I guess you could class me as a CR Stalker - being only my second post - and have been visiting CR pages regularly. Being a novice, but enthusiast (hence my nic), to the art of photography, I have little to offer in these forums. I therefore prefer to listen than contribute -so I guess I'm a bit of a sponger in that respect, but I figure if I have little to contribute - best shut up.

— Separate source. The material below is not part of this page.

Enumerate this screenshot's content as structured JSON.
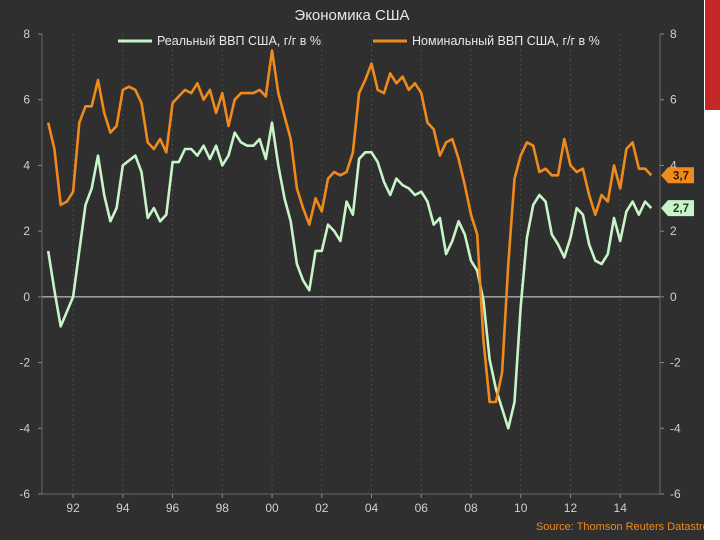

Anyway -* I feel compelled to say a general thankyou *to all on this site - and there are far too many to mention - but particularly *Neuroanatomist and Mt Spokane *who have provided so many detailed contributions and specific support that have helped me (and I'm sure many others) both in my search for gear, flash photography and also techniques for better perfecting the art.


----------



## Rienzphotoz (Jan 9, 2014)

Hi Dreamer,

That's very nice of you ... yes there are many helpful members on CR and Neuroanatomist & Mt Spokane are at the forefront of it with lots of helpful advice ... if I'm not wrong, they are also the most prolific contributors to this forum. 
By the way, even though you feel that you "have little to contribute", its better to contribute than to "shut up", coz there will be many who are below your level of experience, in photography, so could very well benefit from your posts.

Happy New Year!


----------



## Dylan777 (Jan 9, 2014)

Rienzphotoz said:


> Hi Dreamer,
> 
> That's very nice of you ... yes there are many helpful members on CR and Neuroanatomist & Mt Spokane are at the forefront of it with lots of helpful advice ... if I'm not wrong, they are also the most prolific contributors to this forum.
> By the way, even though you feel that you "have little to contribute", its better to contribute than to "shut up", coz there will be many who are below your level of experience, in photography, so could very well benefit from your posts.
> ...



+1...so much respects for both, Neuroanatomist & Mt Spokane 

And of course, my newly fav Mr. *surapon * "ha-ha-ha" ;D


----------



## rpt (Jan 9, 2014)

Very well said Dreamer. Yes neuro and mt S are very informative and helpful. As have been so many others over the last few years I have been frequenting the site.

Thank you all!


----------



## Rienzphotoz (Jan 9, 2014)

Dylan777 said:


> And of course, my newly fav Mr. *surapon * "ha-ha-ha" ;D


+1 ;D


----------



## RLPhoto (Jan 9, 2014)

I hope you enjoy the interchange of knowledge and encouragement here at CR. We all started somewhere. ;D


----------



## wsmith96 (Jan 10, 2014)

Thanks Dreamer for reminding us that this forum is a great place to learn and share. Thank you all for the help you have provided me as well.

Wesley Smith


----------



## Click (Jan 10, 2014)

Dylan777 said:


> +1...so much respects for both, Neuroanatomist & Mt Spokane



+1 



Dylan777 said:


> And of course, my newly fav Mr. *surapon * "ha-ha-ha" ;D



+1 ;D


----------



## mackguyver (Jan 10, 2014)

I'll add to the chorus of thank yous as well. I've been posting a fair amount in the last few months, but I have gotten WAY more out of the forum than I could ever hope to put into it. Some of the advice I've received has been costly, but all of it has been excellent and we have a very low number of negative members and trolls here compared to every other online community I've been part of over the last 15-20yrs. 

Thanks everyone and thanks to CR Guy for creating this site and forum!


----------



## rpt (Jan 10, 2014)

mackguyver said:


> and thanks to CR Guy for creating this site and forum!


Instead of saying +1 (or any other positive number) I'll say 256 bits of DR for CR Guy


----------